На меридиане мыса Горн нас встретили юго-западные штормы, не утихавшие несколько дней. Здесь на наш корабль обрушились самые большие волны из всех, какие были на пути прежде. Море не фосфоресцировало. Не наблюдалось и северного сияния. Киты попадались очень редко.

Путешественники обычно приветствуют созвездие Креста в южном небе стихами из «Чистилища» Данте (1, 22 и сл.); однако их мистический смысл с трудом можно отнести к данному созвездию. Путешественники вообще считают, что блеск и великолепие звездного неба Южного полушария оставляют далеко позади звездный купол севера. Наблюдать южное небо — вот преимущество, которое имеет путешественник перед теми, кто сидит дома. Осагов, ботокудов{98}, эскимосов и китайцев гораздо легче увидеть у себя на родине, никуда не выезжая, чем в чужих странах. Многие животные — носорог и жираф, удав и гремучая змея — выставлены для обозрения в зоопарках и музеях мира. Китов доставляют вверх по течению рек, чтобы удовлетворить любопытство жителей больших городов. Но созвездие Южного Креста можно наблюдать только в Южном полушарии. Южный Крест — действительно прекрасное созвездие, блестящая стрелка на южных звездных часах. Однако я не хочу расточать безудержную хвалу южному небу и отдаю предпочтение родным звездам. Возможно, я так же привязан к Большой Медведице и Кассиопее, как житель Альп к снежным вершинам, ограничивающим его горизонт.

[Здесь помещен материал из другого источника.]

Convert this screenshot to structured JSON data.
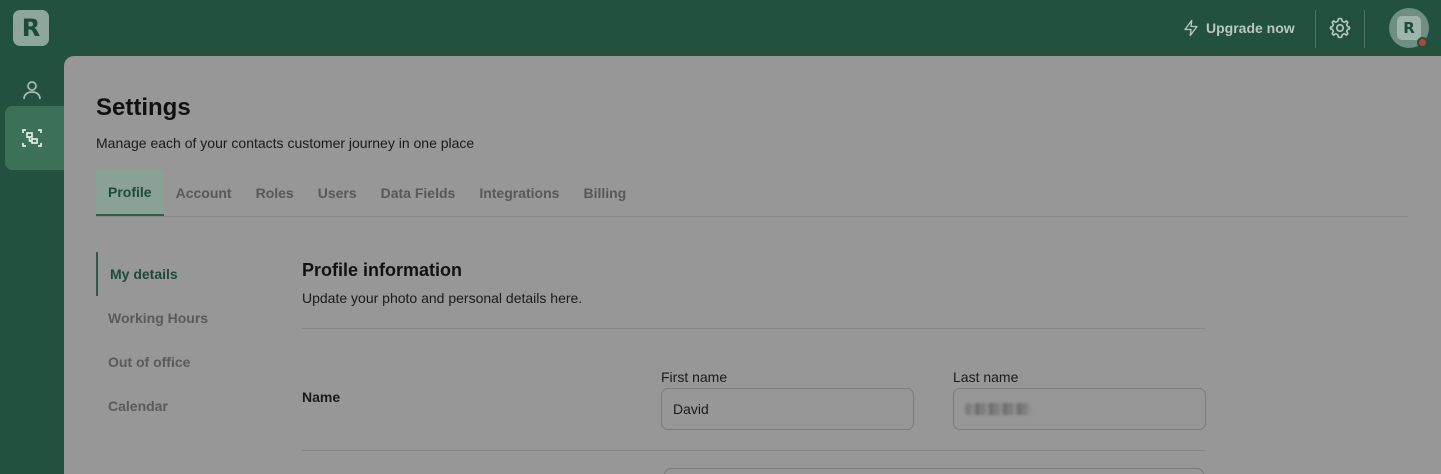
{
  "app": {
    "logo_letter": "R",
    "avatar_letter": "R"
  },
  "header": {
    "upgrade_label": "Upgrade now"
  },
  "page": {
    "title": "Settings",
    "subtitle": "Manage each of your contacts customer journey in one place"
  },
  "tabs": [
    {
      "label": "Profile",
      "active": true
    },
    {
      "label": "Account"
    },
    {
      "label": "Roles"
    },
    {
      "label": "Users"
    },
    {
      "label": "Data Fields"
    },
    {
      "label": "Integrations"
    },
    {
      "label": "Billing"
    }
  ],
  "subnav": [
    {
      "label": "My details",
      "active": true
    },
    {
      "label": "Working Hours"
    },
    {
      "label": "Out of office"
    },
    {
      "label": "Calendar"
    }
  ],
  "profile": {
    "title": "Profile information",
    "subtitle": "Update your photo and personal details here.",
    "name_row_label": "Name",
    "first_name_label": "First name",
    "first_name_value": "David",
    "last_name_label": "Last name"
  },
  "icons": {
    "rail": [
      "user-icon",
      "workflow-icon"
    ],
    "header": [
      "lightning-icon",
      "gear-icon"
    ]
  },
  "colors": {
    "sidebar": "#23513f",
    "accent": "#1f4a39",
    "status_dot": "#b5453c"
  }
}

Когда мы повернули на север, водоросли исчезли. 31 января 1816 года вблизи мыса Виттория я отметил свой 34-й день рождения или скорее день крещения. (Точная дата моего рождения и вообще, случилось ли это событие, документом не подтверждается, свидетелей теперь уж не найти, и это можно лишь предполагать с той или иной долей вероятности.) У меня сохранилось несколько апельсинов, взятых еще в Бразилии, я выложил их на стол, а капитан поставил бутылку портвейна из личных запасов, чтобы отметить событие.

Мы двигались на север вдоль западного побережья Америки (на удалении примерно в 2°), и нам сопутствовали хорошая, ясная погода и южные ветры, обычные для этого времени года. Что касается описания побережья Чили у Консепсьона, то сошлюсь на материал в «Наблюдениях и замечаниях»; там же можно найти и другие беглые зарисовки и заметки{99}. В основе их лежат записи, сделанные на месте во всех пунктах, куда мы высаживались. Сразу же после того как «Рюрик» снимался с якоря, я передавал их капитану по его требованию.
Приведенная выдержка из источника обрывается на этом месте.